Akan tetapi jika untuk memanggil kembali semangat KUD, lanjut dia, hal itu sangat diragukan karena ada perubahan sosial yang signifikan antara zaman dulu dan sekarang.
"Jadi, kayak lembaga-lembaga adat yang mau direvitalisasi, recalling, dipanggil kembali, enggak mungkin karena sudah berubah secara sosial itu. Masyarakat kita di desa itu individualistiknya sudah kuat, sehingga kalau mau komitmen membangun koperasi ya ide-ide koperasi itu supaya melembaga dululah, jadi jangan model, tetapi mungkin lebih ke regulasi," katanya.
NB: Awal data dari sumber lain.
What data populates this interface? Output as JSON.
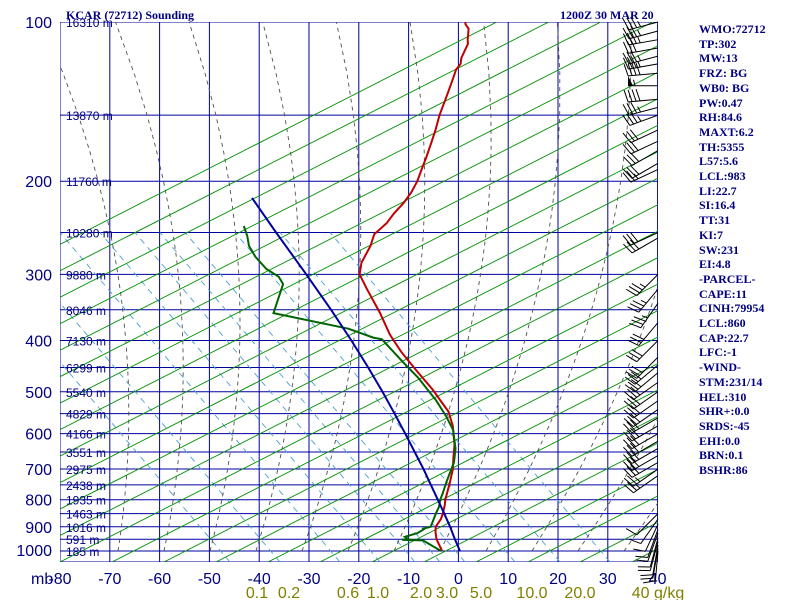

Ia mengatakan, model penting, tetapi regulasi lebih penting sehingga ada mekanisme ekonomi di desa yang ujungnya di koperasi, bukan lagi kios-kios dagang usaha mikro kecil dan menengah (UMKM) yang individual.
Menurut dia, saat sekarang yang dominan berupa usaha individual karena roh dari UMKM sebenarnya adalah individual.
"Kalau koperasi beda lagi. Jadi, semangat koperasi unit desa itu sebenarnya dulu sempat melembaga tetapi tidak dirawat, sehingga berangsur-angsur enggak kuat lagi, anak-anak sekarang mungkin tidak mengenal lagi KUD yang zaman dulu populer," katanya.
Lebih lanjut, dia menyoroti pinjaman yang diberikan pemerintah sebagai modal awal bagi KopDes Merah Putih dengan plafon hingga Rp3 miliar per koperasi dan harus dikembalikan dalam enam tahun.
Menurut dia, hal itu berarti pemerintah melihat koperasi seperti melihat sektor usaha yang lain, sehingga tidak ada kekhususan.
"Jadi, ini butuh modal, sehingga dikasih modal, hanya sebatas itu ya, tidak semacam program-program yang mengatur supaya nilai-nilai koperasi itu kembali mengakar di masyarakat," katanya.
Menurut dia, pemerintah sebenarnya ingin menghidupkan kembali semangat koperasi tetapi langsung direcoki dengan semangat renten, sehingga tidak menutup kemungkinan akan ada yang diuntungkan dari alokasi pinjaman modal tersebut.
Selain itu, kata dia, koperasi menjadi kapitalistik karena seolah kekurangan dana atau modal.
"Padahal yang saya yakini selama ini koperasi sudah menjadi roh bagi kerja sama ekonomi masyarakat, saka guru ekonomi Indonesia adalah koperasi. Itu yang harus diterjemahkan, ditingkatkan komitmennya terhadap hal itu," katanya.
Bahkan, kata dia, koperasi dalam Undang-Undang Dasar 1945 dianggap sebagai saka guru perekonomian Indonesia dan hal itu merupakan kesadaran moral dari para pendiri bangsa.
"Kami dari kalangan akademisi melihat, jangan semuanya itu dilihat dari sudut pandang ekonomi bahwa menghidupkan koperasi itu hanya perlu modal, bukan. Itu kesadaran orang untuk gotong royong, untuk bekerja sama, itu rohnya koperasi, jadi itu yang perlu dibuat regulasi, sehingga tumbuh rasa kebersamaan itu yang lebih penting, nanti modal akan datang dengan sendirinya," kata Sukarso.